Still, this reflected an increase compared to 53% in 2008 and 45% in 2002.
• Some 32.8% of households spend 30% or more of their net income on housing, down slightly from 33.6% of households in 2000.
However, more than half of households in the bottom tenth percentile spend more than 30% of their income on housing – reflecting a trend that has been on the rise since 2011.
In contrast, only 14.9% of households in the top tenth percentile spend more than 30% of their income on housing.
Nevertheless, the data revealed that in 2013, 84% of Israelis were generally satisfied with their homes – 86% among the Jewish population and 73% among the Arab population.
Furthermore, 83% of Israelis were satisfied with their neighborhoods.
Bnei Brak was the city with the highest proportion of people, some 94%, satisfied with their apartments, followed by Tel Aviv with 89%. In contrast, only 77% of Jerusalemites were satisfied with their apartments.
Ramat Gan was the city where residents were most satisfied in living there, with 93% satisfaction, followed by Rishon Lezion, 89%, and Tel Aviv, 88%. In contrast, only 75% of Jerusalemites said they were satisfied living in the capital.
• In the field of personal safety, in 2014, 73% of adults aged 20 and above said they felt safe to walk around at night in their neighborhoods – 63% of women and 84% of men.
This figure, the report stated, is on par with the European average, according to a survey conducted among European countries in 2012.
Rishon Lezion and Tel Aviv were the two big cities where people felt safest, while Jerusalem and Ashdod were the two cities where Israelis felt least safe.
Furthermore, Arabs felt safer walking around at night than Jews, 83% compared to 72%, respectively.
• In the health category, the report found that the average life expectancy for Israelis stood at 82.1 years – 84.1 years for women and 80.3 years for men – 1.6 years above the OECD average.
Furthermore, in 2013 some 80% of the population aged 20 and above said their health was “very good” or “good.” As such, Israel ranks eighth among OECD countries, and well above the OECD average of 69.2%.
Israel has a lower proportion of smokers than the OECD average, 16.2% of people aged 21 and over compared to 19.7%.
The findings also revealed that 34% of the population aged 20 and above suffered from depression “often” or “every now and then” – 49% of Arabs and 30% of Jews.
• With regard to education, the report compared Israel to other countries based in part on the PISA international standardized test.

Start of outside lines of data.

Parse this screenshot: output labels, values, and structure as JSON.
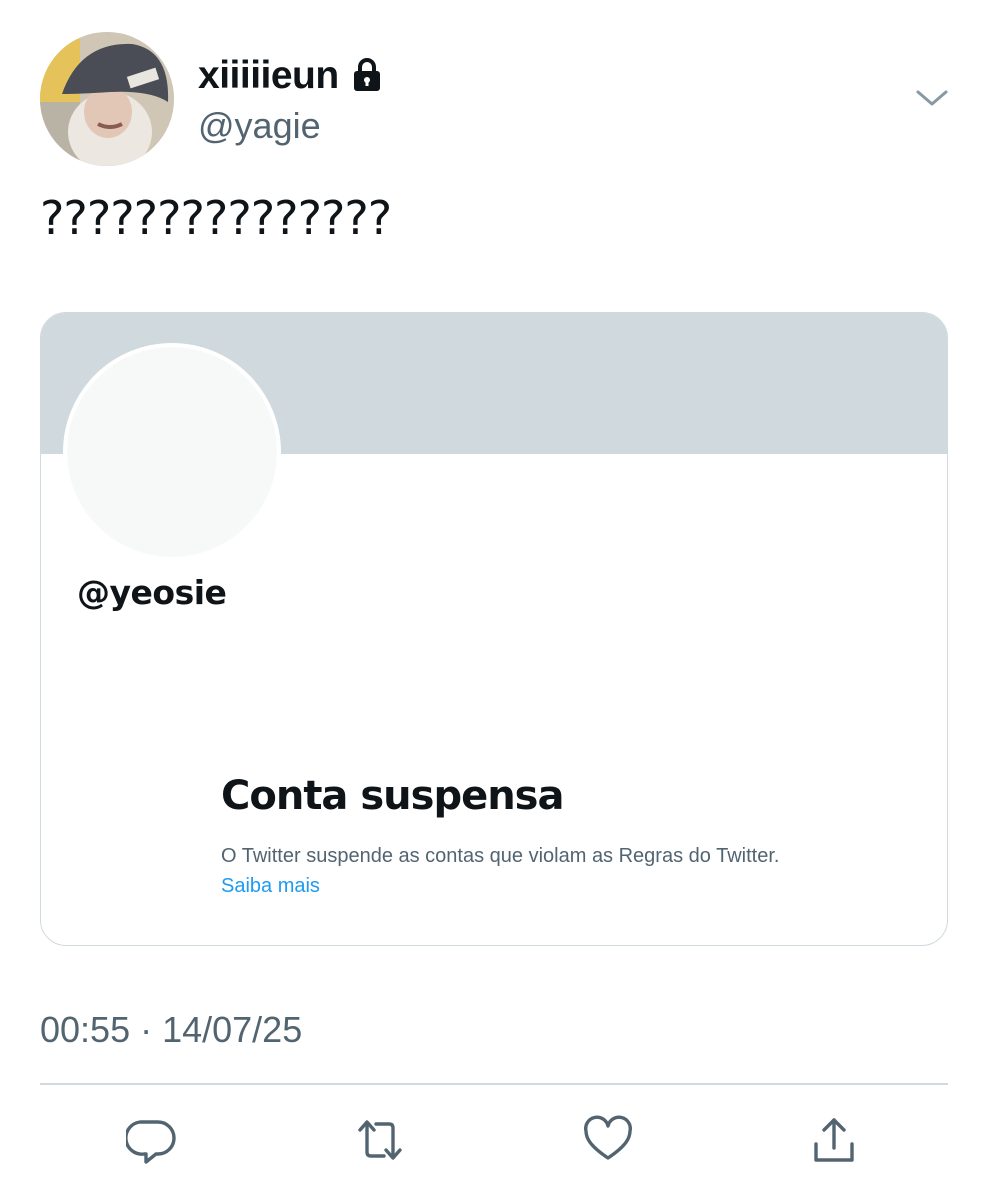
{
  "tweet": {
    "author": {
      "display_name": "xiiiiieun",
      "handle": "@yagie",
      "locked_icon": "lock-icon"
    },
    "text": "???????????????",
    "timestamp": "00:55 · 14/07/25",
    "menu_icon": "chevron-down-icon"
  },
  "card": {
    "handle": "@yeosie",
    "title": "Conta suspensa",
    "description": "O Twitter suspende as contas que violam as Regras do Twitter.",
    "link_text": "Saiba mais",
    "banner_color": "#cfd9de",
    "link_color": "#1d9bf0"
  },
  "actions": {
    "reply_icon": "reply-icon",
    "retweet_icon": "retweet-icon",
    "like_icon": "heart-icon",
    "share_icon": "share-icon"
  },
  "colors": {
    "text_primary": "#0f1419",
    "text_secondary": "#536471",
    "border": "#cfd9de"
  }
}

The proportion of Israeli students who “had difficulties” in mathematics studies in 2012 stood at 34% – well above the OECD average of 23%. This marked an 8 percentage point improvement from 2006.
In contrast, only 9% of Israeli students were “outstanding,” also below the OECD average of 13%, according to the researchers.
The findings also indicated that 54.1% of Israelis had higher education or education above the high school level, up from 44% in 2001. However, there remains a 26.4-percentage point gap between the Jewish population and the Arab population, at 59.6% and 33.2%, respectively.
In breaking this down by gender, the report found that there were more educated women than men, at 63.4% and 45.6%, respectively, with the gap up from up from 7.4 percentage points in 2001.
• The report also examined civic participation and found that the percentage of Israeli adults voting in elections in 2015 stood at 72.3%, above the OECD average of 68.6%.
More Israelis are giving back and volunteering – some 20% in 2013, up from 15% in 2002, according to the report.